Sarah Hedger doesn’t eat dry cardboard.  Sure, it works well as packaging, but masquerading as breakfast food in the cereal aisle is a definite, ‘no thanks’.  But cardboard is exactly how Sarah describes many of the cereal options on the market.. Since she happens to love creating food recipes so much that she ‘pretty much does it in her sleep’ the logical next step to her aversion to what was on offer, was to make her own.  Yum, she called it and ‘yum’ friends said when they tasted it.

“I wanted to come up with a recipe with ingredients that I knew I could digest and make me feel good when I ate it, and it and didn’t burn off in just an hour like the carb cereals that are out there… I love Yum and the good that it does and the way that it makes people feel so I quit my normal job and as soon as I could put all my attention to it, it really took off.”

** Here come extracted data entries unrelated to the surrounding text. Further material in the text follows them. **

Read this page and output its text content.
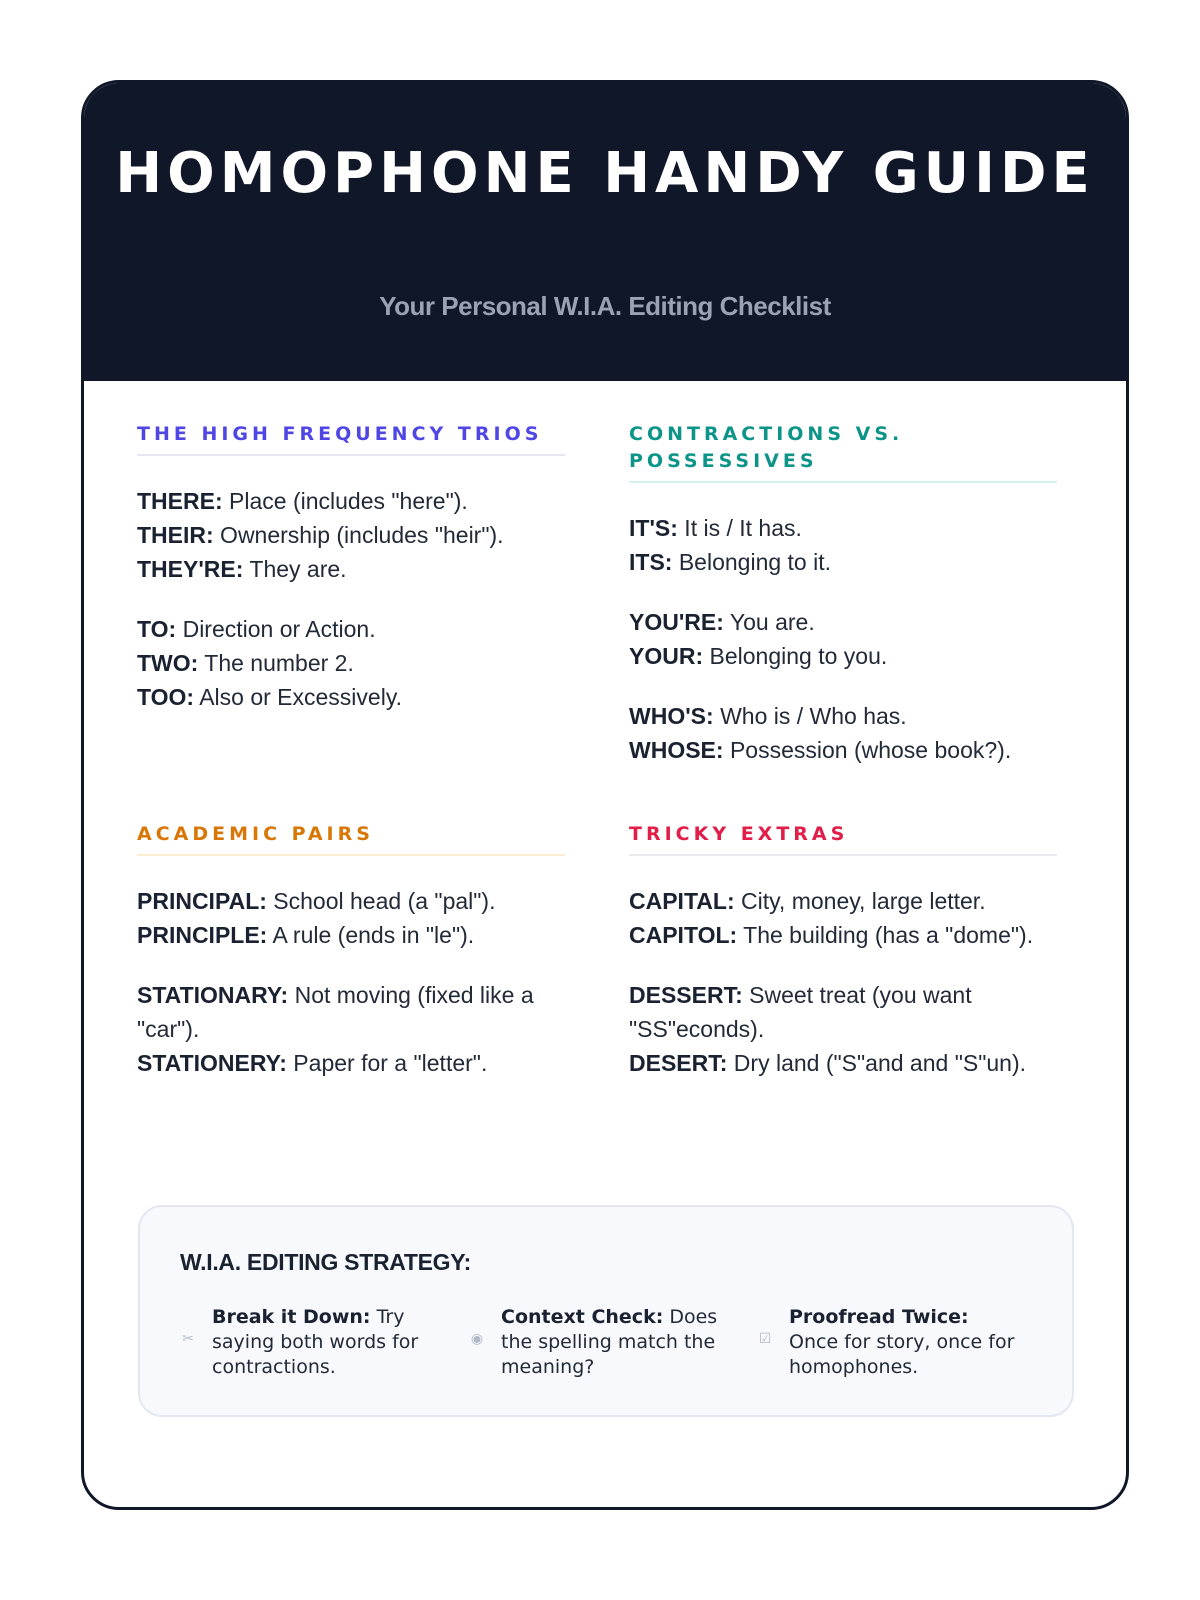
HOMOPHONE HANDY GUIDE

Your Personal W.I.A. Editing Checklist

THE HIGH FREQUENCY TRIOS

THERE: Place (includes "here").

THEIR: Ownership (includes "heir").

THEY'RE: They are.

TO: Direction or Action.

TWO: The number 2.

TOO: Also or Excessively.

CONTRACTIONS VS. POSSESSIVES

IT'S: It is / It has.

ITS: Belonging to it.

YOU'RE: You are.

YOUR: Belonging to you.

WHO'S: Who is / Who has.

WHOSE: Possession (whose book?).

ACADEMIC PAIRS

PRINCIPAL: School head (a "pal").

PRINCIPLE: A rule (ends in "le").

STATIONARY: Not moving (fixed like a "car").

STATIONERY: Paper for a "letter".

TRICKY EXTRAS

CAPITAL: City, money, large letter.

CAPITOL: The building (has a "dome").

DESSERT: Sweet treat (you want "SS"econds).

DESERT: Dry land ("S"and and "S"un).

W.I.A. EDITING STRATEGY:
✂

Break it Down: Try saying both words for contractions.

◉

Context Check: Does the spelling match the meaning?

☑

Proofread Twice: Once for story, once for homophones.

The Yum tale is your classic farmers market to supermarket story except world domination is still a work in progress and some days are tougher than others for a woman who divides her day between task juggler and toddler wrangler.  But Yum is definitely heading in the right direction, helped in part by people like Sandra Crone at the Chamber.  Sandra manages Regional Business Partnership (RBP) funding, providing financial opportunities for local businesses to receive subsidised attendance to seminars and workshops. An opportunity Sarah Hedger did not say no to.

“I’m a business owner right on the edge of being in the black sometimes, so every bit that helps you get there makes a huge difference.”

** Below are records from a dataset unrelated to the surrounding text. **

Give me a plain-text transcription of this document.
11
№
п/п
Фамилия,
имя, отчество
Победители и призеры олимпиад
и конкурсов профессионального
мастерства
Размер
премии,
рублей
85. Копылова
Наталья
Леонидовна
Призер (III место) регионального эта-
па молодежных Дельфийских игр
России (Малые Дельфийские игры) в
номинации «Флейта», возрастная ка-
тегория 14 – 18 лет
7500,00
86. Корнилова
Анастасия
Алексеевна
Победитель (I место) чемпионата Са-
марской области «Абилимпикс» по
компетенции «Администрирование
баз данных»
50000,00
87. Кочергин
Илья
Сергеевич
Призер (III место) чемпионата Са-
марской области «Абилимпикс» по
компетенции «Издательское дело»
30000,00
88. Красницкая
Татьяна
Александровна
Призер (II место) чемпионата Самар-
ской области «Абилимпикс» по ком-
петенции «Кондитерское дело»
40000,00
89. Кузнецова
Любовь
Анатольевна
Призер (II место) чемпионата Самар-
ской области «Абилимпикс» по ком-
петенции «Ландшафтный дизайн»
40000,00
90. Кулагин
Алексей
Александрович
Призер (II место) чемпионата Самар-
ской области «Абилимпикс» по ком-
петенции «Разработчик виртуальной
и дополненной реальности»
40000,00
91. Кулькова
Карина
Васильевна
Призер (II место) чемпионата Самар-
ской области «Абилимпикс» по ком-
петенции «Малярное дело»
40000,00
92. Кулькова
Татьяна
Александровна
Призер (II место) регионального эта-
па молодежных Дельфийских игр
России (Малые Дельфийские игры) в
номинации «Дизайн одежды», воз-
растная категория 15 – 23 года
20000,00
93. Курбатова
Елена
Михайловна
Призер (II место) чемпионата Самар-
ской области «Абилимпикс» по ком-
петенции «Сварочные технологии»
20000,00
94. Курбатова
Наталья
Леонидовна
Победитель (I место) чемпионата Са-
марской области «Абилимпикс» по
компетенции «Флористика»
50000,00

She found Sandra was ‘super helpful’ with suggestions and contacts and saw this sharing of knowledge as quite powerful, especially with the doors it opens.

“Once I got hold of Sandra it was quite amazing to know all the connections that she has that can be made.  It’s still more than I can get my head around.  Whenever we need something, we contact her.  The resources are quite limitless which has been really nice.  And just to feel that support here as a business has been amazing and so much more than we could have hoped for.”

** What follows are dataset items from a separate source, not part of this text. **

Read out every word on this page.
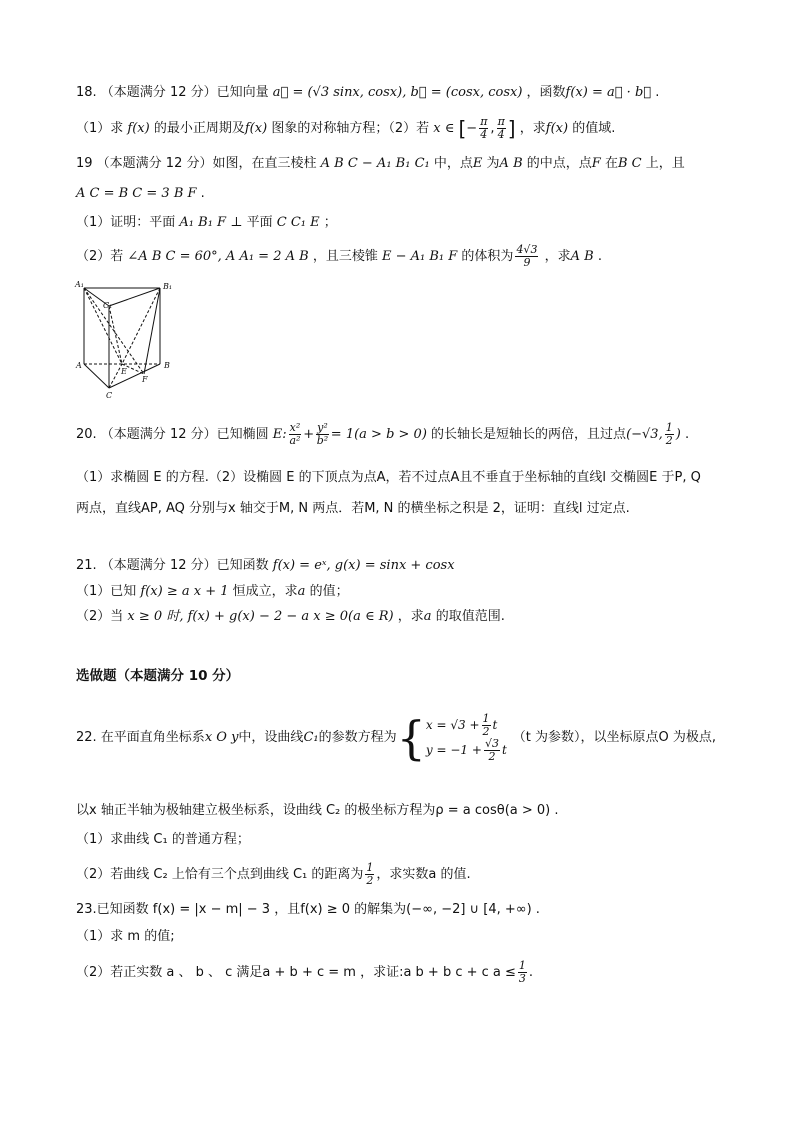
18. （本题满分 12 分）已知向量 a⃗ = (√3 sinx, cosx), b⃗ = (cosx, cosx) ，函数f(x) = a⃗ · b⃗ .
（1）求 f(x) 的最小正周期及f(x) 图象的对称轴方程；（2）若 x ∈ [− $\frac{\pi}{4}$ , $\frac{\pi}{4}$ ] ，求f(x) 的值域.
19 （本题满分 12 分）如图，在直三棱柱 A B C − A₁ B₁ C₁ 中，点E 为A B 的中点，点F 在B C 上，且
A C = B C = 3 B F .
（1）证明：平面 A₁ B₁ F ⊥ 平面 C C₁ E ；
（2）若 ∠A B C = 60°, A A₁ = 2 A B ，且三棱锥 E − A₁ B₁ F 的体积为 $\frac{4√3}{9}$ ，求A B .
A₁	B₁
C₁
A	B
C
E
F
20. （本题满分 12 分）已知椭圆 E: $\frac{\text{x²}}{\text{a²}} + \frac{\text{y²}}{\text{b²}} = 1(a > b > 0)$ 的长轴长是短轴长的两倍，且过点(−√3, $\frac{1}{2}$ ) .
（1）求椭圆 E 的方程.（2）设椭圆 E 的下顶点为点A，若不过点A且不垂直于坐标轴的直线l 交椭圆E 于P, Q
两点，直线AP, AQ 分别与x 轴交于M, N 两点．若M, N 的横坐标之积是 2，证明：直线l 过定点.
21. （本题满分 12 分）已知函数 f(x) = eˣ, g(x) = sinx + cosx
（1）已知 f(x) ≥ a x + 1 恒成立，求a 的值；
（2）当 x ≥ 0 时, f(x) + g(x) − 2 − a x ≥ 0(a ∈ R) ，求a 的取值范围.
选做题（本题满分 10 分）
22. 在平面直角坐标系 x O y 中，设曲线 C₁ 的参数方程为 { $x = √3 + \frac{1}{2}$ t
$y = -1 + \frac{√3}{2}$ t
（t 为参数），以坐标原点O 为极点,
以x 轴正半轴为极轴建立极坐标系，设曲线 C₂ 的极坐标方程为ρ = a cosθ(a > 0) .
（1）求曲线 C₁ 的普通方程；
（2）若曲线 C₂ 上恰有三个点到曲线 C₁ 的距离为 $\frac{1}{2}$ ，求实数a 的值.
23.已知函数 f(x) = |x − m| − 3 ，且f(x) ≥ 0 的解集为(−∞, −2] ∪ [4, +∞) .
（1）求 m 的值;
（2）若正实数 a 、 b 、 c 满足a + b + c = m ，求证:a b + b c + c $a \le \frac{1}{3}$ .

Sarah is just back from a two-day workshop assisted by funding from the RBP capability voucher. The funding did not just subsidise her travel costs, it gave her the impetus to go in the first place.

“It was super valuable.  The panel and presenters were unbelievable; real heavy hitters. If you had access to one of them would have been special but to meet all of them was phenomenal.  Looking back on it and the hindsight of 20/20, I would easily pay for it again in full but when you haven’t been you just don’t know the value and so it’s just really hard to know whether or not it’s worth it. If it weren’t for the funding, I probably wouldn’t have made the decision to go.”

From one woman wanting to make her own breakfast cereal, Yum now employs four staff, has a product range of six granolas, offers a provide-your-own-packaging ‘Honesty Box’ and has piqued the interest of overseas distributors.  Now she has not just one, but several good reasons to leap out of bed in the morning.